Myths -- rather than realities -- have too often guided the public discourse about Latinas and pregnancy. Latina teens don't have sex more often than their white counterparts and most desire a college education. In addition, despite the demonization of immigrants in recent health care debates, most Latina teen moms are not immigrants. So what is underneath the startling pregnancy statistics?

Compared to white teens, Latina teens have higher pregnancy rates because they use birth control much less often and reject abortion much more often. Religion and family influence are very important factors, but for sexually active Latina teens these are not the only or even most relevant obstacles to birth control usage. For many Latinas, the top barriers to birth control usage are much more mundane: transportation, lack of health insurance or cash for health services, confusing and intimidating immigration regulation for households with a combination of citizens and non-citizens, and lack of guidance about available services.
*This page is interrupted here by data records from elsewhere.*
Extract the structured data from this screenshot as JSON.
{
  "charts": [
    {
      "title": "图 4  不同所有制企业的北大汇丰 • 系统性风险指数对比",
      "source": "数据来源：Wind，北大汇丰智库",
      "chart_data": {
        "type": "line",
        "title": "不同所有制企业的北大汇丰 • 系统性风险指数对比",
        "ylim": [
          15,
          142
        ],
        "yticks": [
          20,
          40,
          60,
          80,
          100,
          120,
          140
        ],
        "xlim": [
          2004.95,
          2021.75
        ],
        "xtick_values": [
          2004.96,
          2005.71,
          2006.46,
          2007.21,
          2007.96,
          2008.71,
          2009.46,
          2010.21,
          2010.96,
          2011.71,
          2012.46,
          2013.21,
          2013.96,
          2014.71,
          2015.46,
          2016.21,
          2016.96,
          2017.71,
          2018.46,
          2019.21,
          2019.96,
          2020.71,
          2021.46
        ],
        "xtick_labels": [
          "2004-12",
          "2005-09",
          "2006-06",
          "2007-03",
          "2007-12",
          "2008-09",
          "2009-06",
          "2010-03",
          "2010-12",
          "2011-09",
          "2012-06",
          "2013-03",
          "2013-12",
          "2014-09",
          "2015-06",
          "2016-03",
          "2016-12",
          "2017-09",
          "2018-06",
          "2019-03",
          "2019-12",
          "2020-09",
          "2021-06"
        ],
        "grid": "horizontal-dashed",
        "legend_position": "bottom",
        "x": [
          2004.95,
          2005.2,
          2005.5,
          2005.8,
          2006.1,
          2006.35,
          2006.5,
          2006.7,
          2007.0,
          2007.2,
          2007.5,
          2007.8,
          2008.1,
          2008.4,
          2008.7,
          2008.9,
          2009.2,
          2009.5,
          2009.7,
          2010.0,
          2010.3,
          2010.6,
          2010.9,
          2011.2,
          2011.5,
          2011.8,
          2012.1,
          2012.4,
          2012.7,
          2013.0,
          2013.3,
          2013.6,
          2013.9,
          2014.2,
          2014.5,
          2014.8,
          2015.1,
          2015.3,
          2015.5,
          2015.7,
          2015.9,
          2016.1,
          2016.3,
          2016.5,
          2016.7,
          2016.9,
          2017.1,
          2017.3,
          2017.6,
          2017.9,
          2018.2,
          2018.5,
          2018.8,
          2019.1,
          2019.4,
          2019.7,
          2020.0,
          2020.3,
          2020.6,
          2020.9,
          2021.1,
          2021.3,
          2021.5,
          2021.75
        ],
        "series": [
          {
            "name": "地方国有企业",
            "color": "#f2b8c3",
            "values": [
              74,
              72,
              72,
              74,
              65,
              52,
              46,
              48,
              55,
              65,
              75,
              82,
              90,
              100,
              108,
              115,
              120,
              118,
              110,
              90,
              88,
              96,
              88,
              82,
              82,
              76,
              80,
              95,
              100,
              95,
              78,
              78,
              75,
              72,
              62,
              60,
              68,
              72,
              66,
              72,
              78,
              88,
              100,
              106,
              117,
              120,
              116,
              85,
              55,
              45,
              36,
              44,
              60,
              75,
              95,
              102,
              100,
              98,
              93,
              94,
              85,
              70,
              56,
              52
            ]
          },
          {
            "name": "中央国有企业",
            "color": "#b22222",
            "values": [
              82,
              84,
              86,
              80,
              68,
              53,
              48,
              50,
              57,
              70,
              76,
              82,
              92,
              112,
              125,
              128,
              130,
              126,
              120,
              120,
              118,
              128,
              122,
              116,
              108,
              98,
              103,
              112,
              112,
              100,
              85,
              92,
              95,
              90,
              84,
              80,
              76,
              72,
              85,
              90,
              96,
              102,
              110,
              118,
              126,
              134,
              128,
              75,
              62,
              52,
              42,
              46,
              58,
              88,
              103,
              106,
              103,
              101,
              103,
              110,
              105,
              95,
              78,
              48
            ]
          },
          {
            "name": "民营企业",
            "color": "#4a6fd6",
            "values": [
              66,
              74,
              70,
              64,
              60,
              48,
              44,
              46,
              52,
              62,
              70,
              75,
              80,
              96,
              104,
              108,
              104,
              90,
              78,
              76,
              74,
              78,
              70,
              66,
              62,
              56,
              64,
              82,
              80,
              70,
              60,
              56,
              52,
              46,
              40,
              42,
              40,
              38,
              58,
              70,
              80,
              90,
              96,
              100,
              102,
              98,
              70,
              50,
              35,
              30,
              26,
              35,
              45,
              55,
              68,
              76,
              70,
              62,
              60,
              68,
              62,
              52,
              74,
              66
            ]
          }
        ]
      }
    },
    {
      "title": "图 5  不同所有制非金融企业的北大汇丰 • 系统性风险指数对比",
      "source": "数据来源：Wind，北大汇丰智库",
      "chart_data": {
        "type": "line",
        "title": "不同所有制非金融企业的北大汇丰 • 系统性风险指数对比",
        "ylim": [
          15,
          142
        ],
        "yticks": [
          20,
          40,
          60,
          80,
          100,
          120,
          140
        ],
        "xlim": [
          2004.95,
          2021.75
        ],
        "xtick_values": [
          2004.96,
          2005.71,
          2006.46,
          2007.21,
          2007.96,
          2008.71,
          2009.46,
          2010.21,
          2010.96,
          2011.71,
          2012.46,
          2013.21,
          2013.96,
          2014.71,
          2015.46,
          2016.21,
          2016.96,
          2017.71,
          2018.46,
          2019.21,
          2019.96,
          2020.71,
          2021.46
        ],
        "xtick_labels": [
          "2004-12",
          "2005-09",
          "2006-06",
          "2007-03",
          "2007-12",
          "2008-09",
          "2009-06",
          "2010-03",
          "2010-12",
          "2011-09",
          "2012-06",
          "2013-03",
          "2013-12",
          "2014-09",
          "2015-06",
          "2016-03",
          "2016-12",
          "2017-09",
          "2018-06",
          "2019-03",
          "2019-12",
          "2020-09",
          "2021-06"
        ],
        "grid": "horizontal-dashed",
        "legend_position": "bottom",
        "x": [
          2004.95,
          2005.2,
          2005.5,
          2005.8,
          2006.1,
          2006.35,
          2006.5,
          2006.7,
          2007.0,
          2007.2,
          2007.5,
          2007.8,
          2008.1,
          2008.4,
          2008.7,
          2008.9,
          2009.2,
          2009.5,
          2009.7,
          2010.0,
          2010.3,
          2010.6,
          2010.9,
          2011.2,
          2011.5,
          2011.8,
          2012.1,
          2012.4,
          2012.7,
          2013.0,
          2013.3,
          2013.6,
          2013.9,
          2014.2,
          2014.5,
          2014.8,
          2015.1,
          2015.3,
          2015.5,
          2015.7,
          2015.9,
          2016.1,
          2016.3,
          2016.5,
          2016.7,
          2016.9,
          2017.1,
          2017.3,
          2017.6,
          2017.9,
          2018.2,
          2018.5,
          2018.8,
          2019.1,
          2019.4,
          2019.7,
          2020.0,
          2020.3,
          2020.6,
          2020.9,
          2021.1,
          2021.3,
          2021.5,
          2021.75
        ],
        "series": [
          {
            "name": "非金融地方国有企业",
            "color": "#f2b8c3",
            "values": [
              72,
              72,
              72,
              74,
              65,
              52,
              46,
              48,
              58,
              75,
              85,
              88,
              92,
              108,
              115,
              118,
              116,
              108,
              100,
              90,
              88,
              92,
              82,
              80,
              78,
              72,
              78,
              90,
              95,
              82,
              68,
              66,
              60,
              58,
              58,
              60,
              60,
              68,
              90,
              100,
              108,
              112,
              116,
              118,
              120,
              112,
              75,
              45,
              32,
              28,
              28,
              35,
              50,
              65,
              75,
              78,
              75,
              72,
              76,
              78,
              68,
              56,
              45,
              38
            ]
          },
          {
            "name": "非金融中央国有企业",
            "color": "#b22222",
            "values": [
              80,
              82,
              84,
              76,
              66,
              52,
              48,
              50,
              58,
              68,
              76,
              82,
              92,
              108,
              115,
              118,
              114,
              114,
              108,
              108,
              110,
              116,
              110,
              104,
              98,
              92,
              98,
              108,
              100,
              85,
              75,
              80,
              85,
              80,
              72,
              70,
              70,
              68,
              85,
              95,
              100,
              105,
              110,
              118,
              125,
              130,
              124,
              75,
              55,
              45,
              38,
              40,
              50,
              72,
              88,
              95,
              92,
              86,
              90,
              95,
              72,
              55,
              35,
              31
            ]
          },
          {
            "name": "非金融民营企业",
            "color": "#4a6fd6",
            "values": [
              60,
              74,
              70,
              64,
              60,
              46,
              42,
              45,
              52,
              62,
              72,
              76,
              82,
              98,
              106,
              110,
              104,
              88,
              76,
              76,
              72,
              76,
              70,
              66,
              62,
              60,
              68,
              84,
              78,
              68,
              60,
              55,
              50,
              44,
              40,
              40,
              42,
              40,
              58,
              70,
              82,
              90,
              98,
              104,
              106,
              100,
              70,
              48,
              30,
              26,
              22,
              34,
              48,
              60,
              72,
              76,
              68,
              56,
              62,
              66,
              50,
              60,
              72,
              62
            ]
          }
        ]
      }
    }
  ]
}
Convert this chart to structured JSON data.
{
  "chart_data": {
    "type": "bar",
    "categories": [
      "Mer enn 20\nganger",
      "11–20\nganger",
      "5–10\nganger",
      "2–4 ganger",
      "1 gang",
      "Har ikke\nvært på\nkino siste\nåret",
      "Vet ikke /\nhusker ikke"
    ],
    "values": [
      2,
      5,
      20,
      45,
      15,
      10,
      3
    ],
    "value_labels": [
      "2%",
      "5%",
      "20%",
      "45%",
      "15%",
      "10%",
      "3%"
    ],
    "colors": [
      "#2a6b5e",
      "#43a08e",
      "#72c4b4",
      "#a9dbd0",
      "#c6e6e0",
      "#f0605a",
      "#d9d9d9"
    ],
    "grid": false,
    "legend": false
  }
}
When teen pregnancy prevention programs and messages ignore these obstacles, Latinas become distanced from sex education efforts.

Sex education programs often tell teens that delaying parenthood until they finish high school and college will bring them some version of the American dream: a good job, economic security, family stability. The troubling reality is that for Latinas this promise comes true for only a limited few. Recent research confirms that Latina teen mothers have roughly the same socioeconomic circumstances at age 30 as those Latina teens who delay childbirth. The unfortunate reality is that access to college and the opportunities that emerge as a result is starkly different for Latina teens and white teens.

Latinas ought to be given the support they need to finish high school and attend college. But it's simply not enough to lecture Latina teens about prioritizing education; we must make real investments in tearing down barriers to educational opportunities and health care. We must find better ways to support young parents like Vanessa who wish to pursue college. Unfortunately too often the opposite happens. For example, legislation recently proposed to address teen pregnancy would have given a financial reward to college graduates who agreed to mentor youth living in poverty, but would not have provided additional resources to the young women. Shouldn't the youth living in poverty get the federal dollars to help them gain access to birth control and other resources that might give young women the power to plan their families the way they want them, rather than giving the money to college graduates?

Worsening this situation is the silly practice of one-size-fits-all messaging for all Latina teens. A thirteen-year-old sexually active teen poses very different concerns than a 19-year-old sexually active teen. In fact, about 44% of teen mothers are adults like Vanessa when they give birth -- 18 or 19 years old -- and they have needs that are different than those of young teens like Liz. Messages that treat teen pregnancy as an urgent health risk serve to stigmatize young adult mothers rather than empower teens to live healthy lives.

It may be politically expedient to treat high Latina teen pregnancy rates as the problem to be solved rather than the result of social inequities -- but it isn't likely to be effective. Many reproductive health advocates choose to focus narrowly on birth control messaging and avoid the related issues of immigration status, poverty, educational disparities and discrimination. But the result of this narrow vision has so far proved disastrous. Politicians need to get to the tough work of breaking down structural barriers to health care and education, and re-focus their efforts on giving young women the knowledge, access and power to plan their families in the ways that work best for them.

In a nutshell, if we can clamp down on the ways that Vanessa and Liz are stigmatized, and ramp up measures that expand access to education and health care, our entire society wins.